Students pursue live projects with companies and NGOs, case study competitions, multiple internships along with consulting assignments. Students also have to work with projects in the social sector and with non-profits in order to truly understand business impact at all levels of society.
Do you think that PGPM/MBA curricula should be developed in collaboration with employers?
At Athena, we believe that potential employers have an extremely important role to play in the design and implementation of our programme. We follow the end-user process of curriculum design in order to keep our modules relevant and at the cutting edge of business practice and innovation.
Inputs and guidance are taken from senior stakeholders representing potential recruiters along with roundtables and conclaves that are held to discuss the changing and rapidly evolving business environment.
Can you tell me a little bit about Athena’s international immersion modules?
Global exposure and cross-border learning experiences go a long way towards creating future global leaders. While the international immersions are not mandatory, an increasing number of students are embracing the opportunity.
This year, we have students travelling to Singapore, Germany, Canada and the US for modules on topics ranging from leadership and entrepreneurship to analytics and Industrial Revolution 4.0. The experience of studying at these global institutions as well as interacting and living with students from across the world is a truly life-enhancing experience.
I note that community service and personal development initiatives are actively encouraged at the School. Can you tell me of any programme requirements here and/or what options are available to students during the programme?
While prior experience in community and/or social development is not mandatory, it is preferred. At the School itself, we actively partner with organisations such as Rotary International, AIESEC, Rotaract and other NGOs to make a positive impact on society.
Athena is also an academic partner of the United Nations Global Compact which reinforces our vision to contribute towards the Sustainable Development Goals (SDGs).
It is mandatory for all Athena students to complete at least one live project towards community/social development.
What are your hopes for the School in the next five years – what do you want to see happen?
Our vision is to challenge the limits and change the parameters of what traditional management education has been in India. We see trending areas in business education that include entrepreneurship, analytics and design thinking, and we wish to establish a centre of excellence in each of these.
We also hope to increase the trend of international students studying with us in Mumbai. The hope is that, in the next five years, an Athena business graduate can create value for their organisations or create their own venture anywhere in the world equipped with experiential and innovative learning, international exposure, and a desire to excel and contribute to society.
Is there anything you’d like to see change among Business Schools both in India and in the rest of the world?
In a rapidly changing socioeconomic context, we have to become nimbler and more flexible in delivering solutions to our students which are relevant to the business environment.
We need to be able to predict change effectively and stay ahead of the curve rather than playing catch up.
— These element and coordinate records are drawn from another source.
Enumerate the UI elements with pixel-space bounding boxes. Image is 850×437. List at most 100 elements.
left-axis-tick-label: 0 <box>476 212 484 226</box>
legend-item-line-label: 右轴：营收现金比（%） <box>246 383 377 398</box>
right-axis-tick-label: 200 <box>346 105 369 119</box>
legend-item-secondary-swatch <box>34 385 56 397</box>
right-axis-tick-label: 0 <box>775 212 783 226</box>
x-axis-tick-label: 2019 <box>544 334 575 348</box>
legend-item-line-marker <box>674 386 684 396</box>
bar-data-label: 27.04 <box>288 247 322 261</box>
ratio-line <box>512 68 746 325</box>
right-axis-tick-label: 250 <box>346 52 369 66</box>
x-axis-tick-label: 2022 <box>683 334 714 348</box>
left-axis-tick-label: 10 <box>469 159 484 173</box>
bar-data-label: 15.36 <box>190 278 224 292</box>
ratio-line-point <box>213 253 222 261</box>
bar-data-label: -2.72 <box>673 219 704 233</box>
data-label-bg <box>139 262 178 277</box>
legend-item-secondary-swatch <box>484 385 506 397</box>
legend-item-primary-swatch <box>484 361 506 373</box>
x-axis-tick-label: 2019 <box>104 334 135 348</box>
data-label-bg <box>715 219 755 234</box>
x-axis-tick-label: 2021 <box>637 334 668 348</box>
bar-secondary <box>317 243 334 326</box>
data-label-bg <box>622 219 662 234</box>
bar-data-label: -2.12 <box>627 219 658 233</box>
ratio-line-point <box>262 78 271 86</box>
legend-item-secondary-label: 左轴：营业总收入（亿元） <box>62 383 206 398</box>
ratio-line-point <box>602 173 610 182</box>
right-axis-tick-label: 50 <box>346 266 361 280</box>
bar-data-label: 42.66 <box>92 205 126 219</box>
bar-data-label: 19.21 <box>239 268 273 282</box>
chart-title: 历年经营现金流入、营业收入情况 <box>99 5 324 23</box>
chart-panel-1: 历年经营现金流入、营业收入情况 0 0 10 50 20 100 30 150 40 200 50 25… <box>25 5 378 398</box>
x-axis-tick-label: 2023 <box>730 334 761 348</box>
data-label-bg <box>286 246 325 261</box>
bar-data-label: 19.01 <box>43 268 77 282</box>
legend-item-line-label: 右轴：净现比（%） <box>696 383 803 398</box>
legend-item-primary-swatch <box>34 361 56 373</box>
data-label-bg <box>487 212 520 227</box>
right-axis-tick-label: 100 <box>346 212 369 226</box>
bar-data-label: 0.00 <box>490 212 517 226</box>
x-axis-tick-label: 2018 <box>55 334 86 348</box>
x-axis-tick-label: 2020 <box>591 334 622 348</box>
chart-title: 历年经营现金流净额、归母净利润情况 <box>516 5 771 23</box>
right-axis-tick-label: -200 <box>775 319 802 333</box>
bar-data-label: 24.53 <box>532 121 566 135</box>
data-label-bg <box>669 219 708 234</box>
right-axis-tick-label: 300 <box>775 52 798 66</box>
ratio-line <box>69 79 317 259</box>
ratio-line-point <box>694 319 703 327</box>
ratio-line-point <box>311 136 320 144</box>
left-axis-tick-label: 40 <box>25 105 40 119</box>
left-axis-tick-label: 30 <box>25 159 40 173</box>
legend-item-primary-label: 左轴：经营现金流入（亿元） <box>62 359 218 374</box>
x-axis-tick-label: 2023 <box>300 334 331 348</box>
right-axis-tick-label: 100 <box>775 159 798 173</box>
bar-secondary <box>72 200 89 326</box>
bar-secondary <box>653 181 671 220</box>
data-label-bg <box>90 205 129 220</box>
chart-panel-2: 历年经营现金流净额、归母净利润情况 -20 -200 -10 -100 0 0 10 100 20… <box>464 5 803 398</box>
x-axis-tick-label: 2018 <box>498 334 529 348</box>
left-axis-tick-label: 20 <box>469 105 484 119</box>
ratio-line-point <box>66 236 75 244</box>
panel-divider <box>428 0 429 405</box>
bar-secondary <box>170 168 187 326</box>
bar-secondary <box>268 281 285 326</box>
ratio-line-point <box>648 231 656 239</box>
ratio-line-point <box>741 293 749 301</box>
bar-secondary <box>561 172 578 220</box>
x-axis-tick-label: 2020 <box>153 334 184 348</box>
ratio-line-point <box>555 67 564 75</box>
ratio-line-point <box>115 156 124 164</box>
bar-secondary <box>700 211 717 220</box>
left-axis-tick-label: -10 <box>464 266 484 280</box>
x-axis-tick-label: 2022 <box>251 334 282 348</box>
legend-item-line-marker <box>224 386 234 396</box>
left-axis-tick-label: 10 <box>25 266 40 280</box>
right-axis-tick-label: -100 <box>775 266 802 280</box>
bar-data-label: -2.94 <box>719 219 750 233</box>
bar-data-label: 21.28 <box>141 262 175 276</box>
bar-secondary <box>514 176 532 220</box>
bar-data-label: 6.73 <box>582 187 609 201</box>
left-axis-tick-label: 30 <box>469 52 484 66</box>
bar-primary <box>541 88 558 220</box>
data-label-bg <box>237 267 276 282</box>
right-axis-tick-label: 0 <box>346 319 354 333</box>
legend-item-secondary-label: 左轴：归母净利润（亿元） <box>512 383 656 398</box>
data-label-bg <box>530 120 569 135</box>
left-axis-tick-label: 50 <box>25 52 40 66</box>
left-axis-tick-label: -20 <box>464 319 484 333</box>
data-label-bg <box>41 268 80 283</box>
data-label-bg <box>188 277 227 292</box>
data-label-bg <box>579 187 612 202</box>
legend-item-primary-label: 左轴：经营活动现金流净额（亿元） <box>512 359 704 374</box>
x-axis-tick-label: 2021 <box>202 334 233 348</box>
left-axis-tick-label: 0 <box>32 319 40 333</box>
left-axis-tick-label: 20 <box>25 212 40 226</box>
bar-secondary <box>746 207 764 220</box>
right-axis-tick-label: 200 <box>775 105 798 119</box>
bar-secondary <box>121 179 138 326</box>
Business Schools also need to shift focus from extremely theory-centric learning to practical and real-world learning while encouraging students to become change agents in their future organisations. We have to harness new technologies so that they can complement and, in some cases, supplement current learning methodologies.
Aditya Singh is the Director of Athena School of Management in Mumbai, where he currently teaches leadership and differential thinking. He has more than 15 years of experience across the corporate sector, consulting, entrepreneurship and academia. Aditya is a graduate of the Wharton School’s Accelerated Development Program (ADP) and holds an MBA (PGP-FMB) from the SP Jain Institute of Management and Research in Mumbai.